I have the personal information of the parent and the profile pictures, emails, (Kid Connect) passwords, nicknames ... of everyone in their Kid Connect contacts list.
In a press release by VTech, the company said they have updated their data security policy and adopted "rigorous measures to strengthen the protection" of customers' data since the cyberattack. But "VTech does not admit any violations of law or liability."
The settlement isn't exactly a win to parents and children whose data were exposed.
"It’s hardly a heavy fine for a company that was selling millions of devices, and may embolden others weighing the cost of real security against the risk of being caught and fined," Devin Coldewey wrote in TechCrunch.

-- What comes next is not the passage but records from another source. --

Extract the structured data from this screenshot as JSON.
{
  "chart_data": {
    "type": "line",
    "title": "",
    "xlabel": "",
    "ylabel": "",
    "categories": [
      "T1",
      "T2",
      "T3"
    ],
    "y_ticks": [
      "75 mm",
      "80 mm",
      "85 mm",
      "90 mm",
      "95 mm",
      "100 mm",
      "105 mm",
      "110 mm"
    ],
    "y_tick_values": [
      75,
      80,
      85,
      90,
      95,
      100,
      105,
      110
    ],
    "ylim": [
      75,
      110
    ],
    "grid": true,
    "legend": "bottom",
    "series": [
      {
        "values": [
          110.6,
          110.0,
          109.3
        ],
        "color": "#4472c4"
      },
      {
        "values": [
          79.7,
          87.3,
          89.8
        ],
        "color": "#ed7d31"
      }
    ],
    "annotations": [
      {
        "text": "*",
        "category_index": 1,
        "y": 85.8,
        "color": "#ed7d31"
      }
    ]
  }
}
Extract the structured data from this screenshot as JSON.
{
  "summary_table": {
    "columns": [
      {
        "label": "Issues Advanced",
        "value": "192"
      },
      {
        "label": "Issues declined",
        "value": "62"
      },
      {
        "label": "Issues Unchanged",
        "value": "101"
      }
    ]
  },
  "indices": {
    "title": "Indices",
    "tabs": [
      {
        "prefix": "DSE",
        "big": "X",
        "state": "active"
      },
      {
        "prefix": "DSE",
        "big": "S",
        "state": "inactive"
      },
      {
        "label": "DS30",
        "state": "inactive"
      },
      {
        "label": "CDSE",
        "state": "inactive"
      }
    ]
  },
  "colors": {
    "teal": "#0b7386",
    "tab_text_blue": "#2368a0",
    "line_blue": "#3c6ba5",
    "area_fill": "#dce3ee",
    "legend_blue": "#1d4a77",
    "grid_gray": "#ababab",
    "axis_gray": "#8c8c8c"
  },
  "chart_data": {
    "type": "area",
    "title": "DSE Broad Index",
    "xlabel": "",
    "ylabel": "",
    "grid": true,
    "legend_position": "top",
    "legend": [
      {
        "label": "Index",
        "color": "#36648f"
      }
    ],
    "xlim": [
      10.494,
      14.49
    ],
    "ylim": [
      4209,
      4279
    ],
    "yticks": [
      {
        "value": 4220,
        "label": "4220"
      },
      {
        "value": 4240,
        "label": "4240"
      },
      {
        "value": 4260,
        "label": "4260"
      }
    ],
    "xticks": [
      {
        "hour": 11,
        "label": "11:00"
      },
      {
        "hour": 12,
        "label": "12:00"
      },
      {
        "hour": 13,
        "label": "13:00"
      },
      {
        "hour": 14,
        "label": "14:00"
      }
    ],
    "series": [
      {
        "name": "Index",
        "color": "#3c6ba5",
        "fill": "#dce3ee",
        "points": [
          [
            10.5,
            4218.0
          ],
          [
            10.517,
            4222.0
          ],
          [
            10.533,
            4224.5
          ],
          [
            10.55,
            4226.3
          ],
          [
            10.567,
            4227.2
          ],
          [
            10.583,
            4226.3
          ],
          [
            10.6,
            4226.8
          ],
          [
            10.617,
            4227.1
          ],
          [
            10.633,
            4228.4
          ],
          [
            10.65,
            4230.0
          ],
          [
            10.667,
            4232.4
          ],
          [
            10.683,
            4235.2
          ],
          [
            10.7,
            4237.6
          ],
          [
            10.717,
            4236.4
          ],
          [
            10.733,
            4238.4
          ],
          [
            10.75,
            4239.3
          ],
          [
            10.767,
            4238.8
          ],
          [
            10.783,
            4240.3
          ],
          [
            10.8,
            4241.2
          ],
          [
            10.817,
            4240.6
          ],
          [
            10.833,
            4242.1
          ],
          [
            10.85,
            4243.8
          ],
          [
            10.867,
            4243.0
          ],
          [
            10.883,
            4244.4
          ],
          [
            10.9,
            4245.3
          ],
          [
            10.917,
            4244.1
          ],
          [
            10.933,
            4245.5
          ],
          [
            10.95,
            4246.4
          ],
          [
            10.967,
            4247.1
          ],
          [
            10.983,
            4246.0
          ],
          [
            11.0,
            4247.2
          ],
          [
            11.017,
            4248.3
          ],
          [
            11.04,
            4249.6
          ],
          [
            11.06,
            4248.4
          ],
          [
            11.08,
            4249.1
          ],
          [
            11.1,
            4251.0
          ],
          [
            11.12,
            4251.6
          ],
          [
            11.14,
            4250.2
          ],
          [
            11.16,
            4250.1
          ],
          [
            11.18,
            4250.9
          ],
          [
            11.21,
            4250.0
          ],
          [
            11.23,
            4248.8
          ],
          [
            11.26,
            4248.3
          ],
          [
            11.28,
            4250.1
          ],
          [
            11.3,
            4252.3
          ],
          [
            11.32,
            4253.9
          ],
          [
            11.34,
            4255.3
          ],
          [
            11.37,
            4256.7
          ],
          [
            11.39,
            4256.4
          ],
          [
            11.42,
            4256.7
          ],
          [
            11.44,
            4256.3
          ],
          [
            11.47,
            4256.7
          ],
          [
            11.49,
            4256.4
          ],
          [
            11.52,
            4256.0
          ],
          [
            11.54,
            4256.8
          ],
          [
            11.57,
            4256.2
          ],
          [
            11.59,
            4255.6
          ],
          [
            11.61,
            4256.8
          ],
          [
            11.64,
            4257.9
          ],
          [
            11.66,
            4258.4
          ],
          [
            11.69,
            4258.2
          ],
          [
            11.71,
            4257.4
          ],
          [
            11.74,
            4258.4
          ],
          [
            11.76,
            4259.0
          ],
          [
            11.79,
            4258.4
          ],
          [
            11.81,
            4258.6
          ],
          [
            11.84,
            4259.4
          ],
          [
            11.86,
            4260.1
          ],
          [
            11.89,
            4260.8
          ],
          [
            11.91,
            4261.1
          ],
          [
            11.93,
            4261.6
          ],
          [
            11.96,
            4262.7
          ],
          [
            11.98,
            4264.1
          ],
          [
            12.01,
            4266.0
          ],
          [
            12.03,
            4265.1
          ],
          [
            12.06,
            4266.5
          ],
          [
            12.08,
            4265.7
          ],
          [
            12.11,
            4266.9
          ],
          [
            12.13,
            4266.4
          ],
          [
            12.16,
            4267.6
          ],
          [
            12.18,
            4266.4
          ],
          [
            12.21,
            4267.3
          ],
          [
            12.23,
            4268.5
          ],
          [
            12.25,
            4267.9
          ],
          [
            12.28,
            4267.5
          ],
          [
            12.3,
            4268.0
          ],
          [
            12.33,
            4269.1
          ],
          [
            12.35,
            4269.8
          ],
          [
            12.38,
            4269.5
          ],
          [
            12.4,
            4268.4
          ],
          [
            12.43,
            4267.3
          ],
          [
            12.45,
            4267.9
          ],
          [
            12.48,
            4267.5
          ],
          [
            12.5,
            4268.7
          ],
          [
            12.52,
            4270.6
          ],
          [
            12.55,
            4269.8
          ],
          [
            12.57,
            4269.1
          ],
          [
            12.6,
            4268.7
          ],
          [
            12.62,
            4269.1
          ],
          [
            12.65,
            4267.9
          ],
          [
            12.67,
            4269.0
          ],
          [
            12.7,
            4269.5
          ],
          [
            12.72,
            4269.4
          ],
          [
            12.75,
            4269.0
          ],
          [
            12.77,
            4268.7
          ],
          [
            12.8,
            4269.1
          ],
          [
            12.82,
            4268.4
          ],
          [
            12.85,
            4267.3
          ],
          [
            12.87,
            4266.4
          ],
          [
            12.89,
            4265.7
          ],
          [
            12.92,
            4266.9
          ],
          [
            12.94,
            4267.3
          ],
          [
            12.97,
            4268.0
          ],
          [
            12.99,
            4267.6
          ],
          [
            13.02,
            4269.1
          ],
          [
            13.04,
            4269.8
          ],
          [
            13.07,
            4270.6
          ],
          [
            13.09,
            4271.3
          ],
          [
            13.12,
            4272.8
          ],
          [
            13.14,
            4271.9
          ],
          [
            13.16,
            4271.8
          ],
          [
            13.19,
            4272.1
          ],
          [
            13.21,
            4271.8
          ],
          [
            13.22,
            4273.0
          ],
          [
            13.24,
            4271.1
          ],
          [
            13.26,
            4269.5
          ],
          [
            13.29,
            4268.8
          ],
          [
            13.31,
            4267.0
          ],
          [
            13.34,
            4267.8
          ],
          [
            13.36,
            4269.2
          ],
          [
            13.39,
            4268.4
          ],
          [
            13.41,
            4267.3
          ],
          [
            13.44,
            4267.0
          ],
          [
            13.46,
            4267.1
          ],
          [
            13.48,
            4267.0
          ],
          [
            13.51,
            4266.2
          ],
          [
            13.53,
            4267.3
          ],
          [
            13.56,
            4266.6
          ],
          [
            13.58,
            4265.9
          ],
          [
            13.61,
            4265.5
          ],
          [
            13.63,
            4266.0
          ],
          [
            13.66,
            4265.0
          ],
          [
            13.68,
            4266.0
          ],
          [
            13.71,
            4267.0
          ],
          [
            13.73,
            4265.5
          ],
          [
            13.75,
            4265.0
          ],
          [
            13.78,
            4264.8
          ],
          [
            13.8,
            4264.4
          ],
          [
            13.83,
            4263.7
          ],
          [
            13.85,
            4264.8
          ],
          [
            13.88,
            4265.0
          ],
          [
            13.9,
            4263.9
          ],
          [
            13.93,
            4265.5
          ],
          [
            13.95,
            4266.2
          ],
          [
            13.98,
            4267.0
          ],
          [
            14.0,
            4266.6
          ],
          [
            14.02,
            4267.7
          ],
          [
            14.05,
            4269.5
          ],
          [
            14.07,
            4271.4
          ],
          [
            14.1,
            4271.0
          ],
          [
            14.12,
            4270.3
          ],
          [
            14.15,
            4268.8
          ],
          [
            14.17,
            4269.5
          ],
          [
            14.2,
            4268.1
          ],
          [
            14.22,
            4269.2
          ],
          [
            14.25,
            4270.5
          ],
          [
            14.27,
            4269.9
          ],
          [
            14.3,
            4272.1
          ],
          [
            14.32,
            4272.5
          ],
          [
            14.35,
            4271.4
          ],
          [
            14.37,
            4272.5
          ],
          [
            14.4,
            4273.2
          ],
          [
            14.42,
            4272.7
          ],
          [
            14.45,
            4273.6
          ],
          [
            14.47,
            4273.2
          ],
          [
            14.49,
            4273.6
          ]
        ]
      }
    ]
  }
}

Additionally, the toymaker still seems to be chugging along with its smart toys. In late 2017, VTech released KidiBuzz, an Android-powered, multifunction smart device, which can also connect to the Learning Lodge and uses KidiConnect (which is branded differently from Kid Connect). KidiBuzz is marketed on their site as "a safe way to enjoy the latest tech" and "the perfect tech toy for kids."
Please excuse us while we run magnets over some devices and hard drives.